How confident are we with these results? The 95% Confidence Interval reveals that a 0.0175 estimate for `Model 5` and 0.0117 for `Model 8`. Overall the 95% confidence interval gives an estimate of the uncertainty around the mean ROC_AUC score. The smaller CI indicates a more reliable and stable performance as seen with `Model 8`. Model 8 not only has a higher mean ROC AUC score but also a smaller confidence interval compared to Model 4, indicating more consistent performance across different folds.

### Insight From Analysis

This provides several key insights into the customer data, which can be crucial for understanding customer behavior and making strategic decisions. 

1. Customer Segments:

- Cluster 0: This cluster might represent customers with moderate usage across all services. Their account length, day, evening, and night call minutes and charges are all around average compared to other clusters.
- Cluster 1: Customers in this cluster tend to have lower total minutes and charges across different time periods. They might be light users with minimal interaction with the service.
- Cluster 2: This cluster likely includes heavy users, as indicated by higher total day, evening, and night minutes and corresponding charges. These customers might be more valuable but also more demanding in terms of service.
- Cluster 3: Similar to Cluster 2 but with slightly different usage patterns, possibly indicating a different type of high-usage behavior, such as more international calls or higher customer service interactions.

2. Usage Patterns:

- Total Minutes and Charges: Clusters reveal distinct patterns in the total minutes and charges. Heavy users (Cluster 2 and Cluster 3) show significantly higher values, indicating a strong relationship between usage and charges.
- Voicemail and Customer Service Calls: The log-transformed variables for voicemail messages and customer service calls show varying concentrations across clusters. For instance, a higher number of customer service calls in Cluster 3 might indicate dissatisfaction or complex service needs.

3. Impact of International and Voice Mail Plans:

- Clusters can help identify the impact of having an international plan or a voice mail plan. For example, if one cluster shows significantly higher usage and charges for international calls, it can inform the marketing team to target similar users with international plans.

4. Service Needs and Customer Behavior:

- Customer Service Calls: The clusters help in identifying which segments are more likely to interact with customer service frequently.
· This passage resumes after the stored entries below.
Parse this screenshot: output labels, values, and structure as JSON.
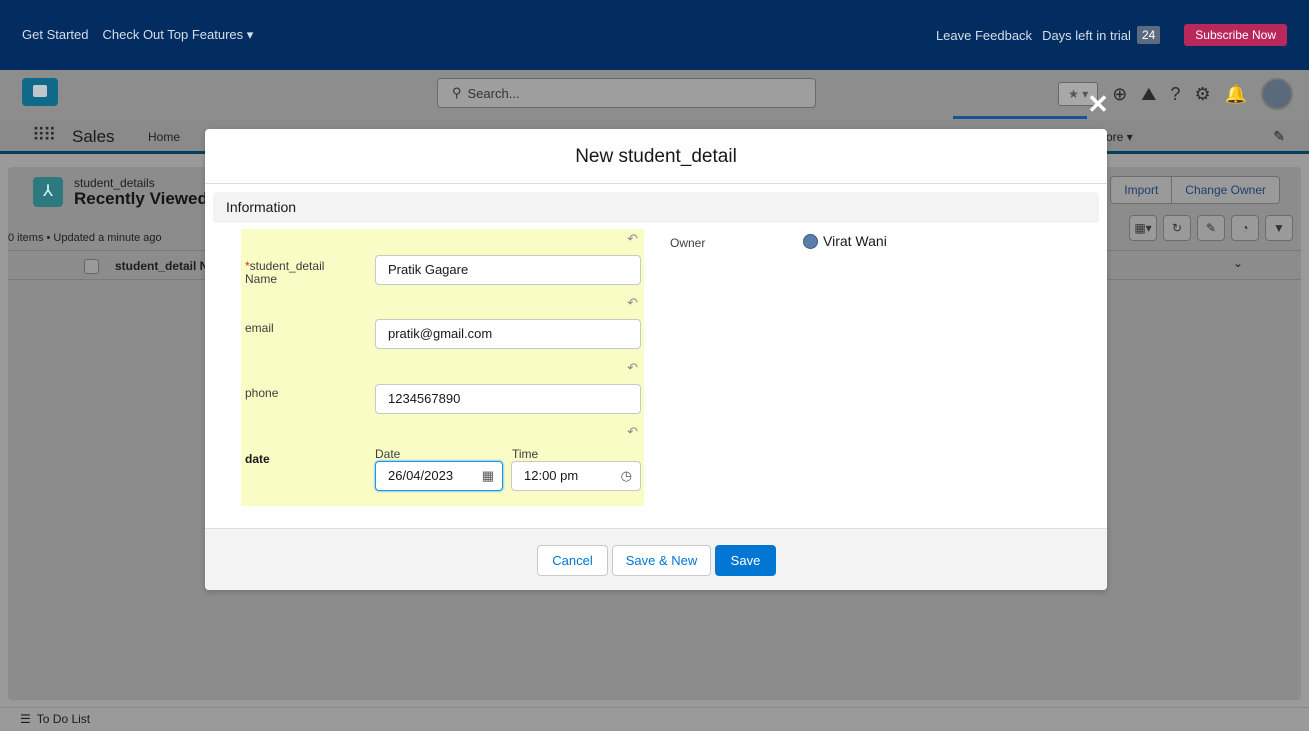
{
  "trial_bar": {
    "get_started": "Get Started",
    "top_features": "Check Out Top Features",
    "leave_feedback": "Leave Feedback",
    "days_left_label": "Days left in trial",
    "days_left": "24",
    "subscribe": "Subscribe Now"
  },
  "header": {
    "search_placeholder": "Search..."
  },
  "nav": {
    "app_name": "Sales",
    "home": "Home",
    "more": "ore"
  },
  "list": {
    "object_label": "student_details",
    "view_name": "Recently Viewed",
    "meta": "0 items • Updated a minute ago",
    "column_name": "student_detail N",
    "import": "Import",
    "change_owner": "Change Owner"
  },
  "todo": {
    "label": "To Do List"
  },
  "modal": {
    "title": "New student_detail",
    "section": "Information",
    "fields": {
      "name_label_1": "student_detail",
      "name_label_2": "Name",
      "name_value": "Pratik Gagare",
      "email_label": "email",
      "email_value": "pratik@gmail.com",
      "phone_label": "phone",
      "phone_value": "1234567890",
      "date_label": "date",
      "date_sublabel": "Date",
      "time_sublabel": "Time",
      "date_value": "26/04/2023",
      "time_value": "12:00 pm"
    },
    "owner_label": "Owner",
    "owner_value": "Virat Wani",
    "buttons": {
      "cancel": "Cancel",
      "save_new": "Save & New",
      "save": "Save"
    }
  },
  "colors": {
    "trial_bar": "#032d60",
    "subscribe": "#b8285a",
    "brand": "#0176d3",
    "highlight": "#fafcc6"
  }
}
This can be critical for improving customer satisfaction and reducing churn.
- Voicemail Usage: Identifying clusters with higher voicemail usage can help tailor communication and feature offerings to enhance user experience.

5. Strategic Implications:

- Targeted Marketing: By understanding the distinct clusters, marketing efforts can be more targeted, focusing on high-value customers or those needing specific services.
- Service Improvements: Recognizing clusters with higher customer service interactions can lead to targeted improvements in service quality and support.
- Churn Prediction: Clusters with high usage but also high customer service calls might be at higher risk of churn. This insight can be used to develop retention strategies.

6. Dimensionality Reduction Effectiveness:

- The PCA transformation effectively reduced the data's dimensionality while preserving the variance, making it easier to visualize and interpret the clusters.

Overall, the PCA-based clustering revealed significant insights into customer behavior, usage patterns, and service needs. These insights can guide targeted marketing, service improvements, and strategic decisions to enhance customer satisfaction and retention. The clusters provide a clear segmentation of customers, helping to tailor strategies for different segments effectively.